Games can be used in teaching learning design in three ways. The first is game playing, where the student is a consumer of games already available to him. The second is game creation or modification where he modifies or adds to already existing games and the third is building a game from scratch. The student can take up a chapter from the textbook and create a game about it. He can, of course, take a cue from already existing games. To begin with, these games can be as simple as reviews of practice games based on a chapter. However, creating a more challenging game can become contrived. For example, if the student takes a dungeon game and converts it into a kind of treasure hunt based on the textbook chapter, it can get a little artificial. But the student still learns the concepts well by applying them in the gaming programme.
The most challenging application of games as a TLM is, when the learning objective is integrated with the game design process. This is when gaming becomes very specific to the computer science curriculum. Game designing assignments can become integral to any computer science curriculum and computer science students/teachers can collaborate with other subject students/teachers to design subject specific games. An open-ended social studies research project can involve creating a new culture or society that does not exist in reality. A physics game can be developed on gravity or conservation of momentum or simple machines.
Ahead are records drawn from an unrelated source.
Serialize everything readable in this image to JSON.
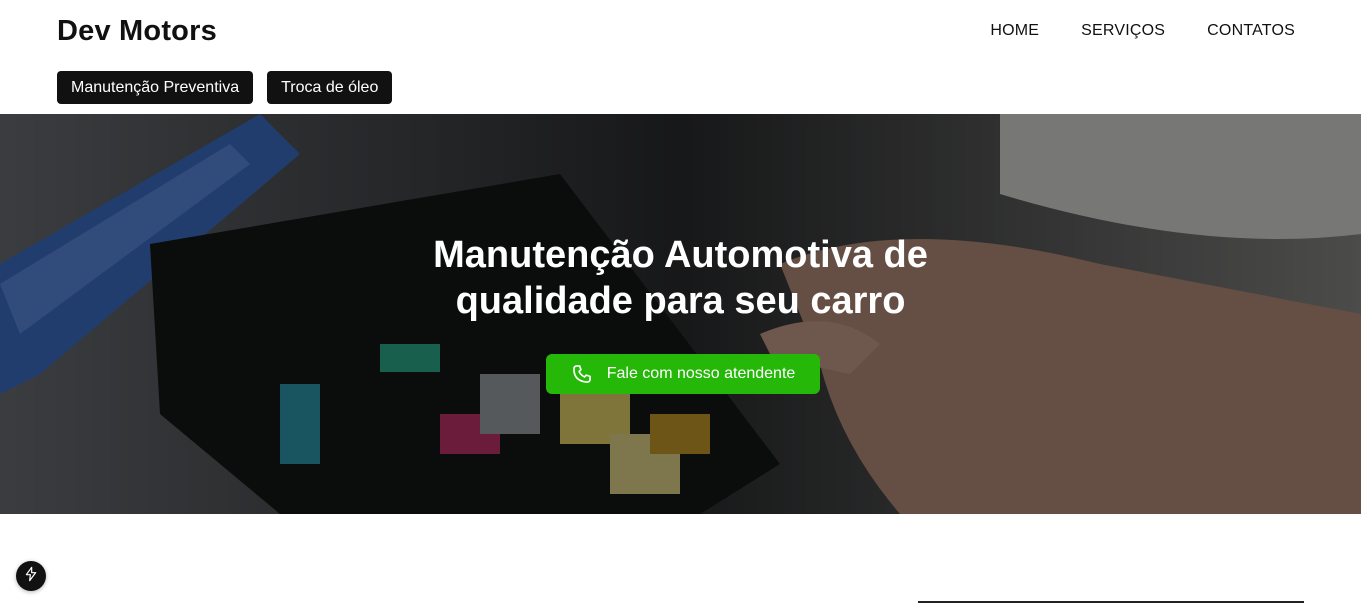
{
  "header": {
    "brand": "Dev Motors",
    "nav": [
      {
        "label": "HOME"
      },
      {
        "label": "SERVIÇOS"
      },
      {
        "label": "CONTATOS"
      }
    ],
    "submenu": [
      {
        "label": "Manutenção Preventiva"
      },
      {
        "label": "Troca de óleo"
      }
    ]
  },
  "hero": {
    "title": "Manutenção Automotiva de qualidade para seu carro",
    "cta_label": "Fale com nosso atendente",
    "cta_color": "#25b808",
    "background": "car engine fuse box with mechanic hand",
    "cta_icon": "phone-icon"
  },
  "floating": {
    "icon": "bolt-icon"
  }
}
These simulated games may prove to be more effective than real life experiments. Many complex experiments can be simulated which would be very difficult to perform in real life. In the process of designing these games, physics students will learn the principles of physics and computer science students will learn robust, bug free programming.
TEALS has created a Mindpack Models Project that can be adapted to create games in different subjects. This is an open source project and students can work on codes that somebody else wrote. Games have proved to be a very effective way of understanding complex real life situations that depend on multiple factors – be it the stock market, the weather forecast or climate change.
The podcast discusses the advantages of shifting to a gaming environment from a traditional classroom environment.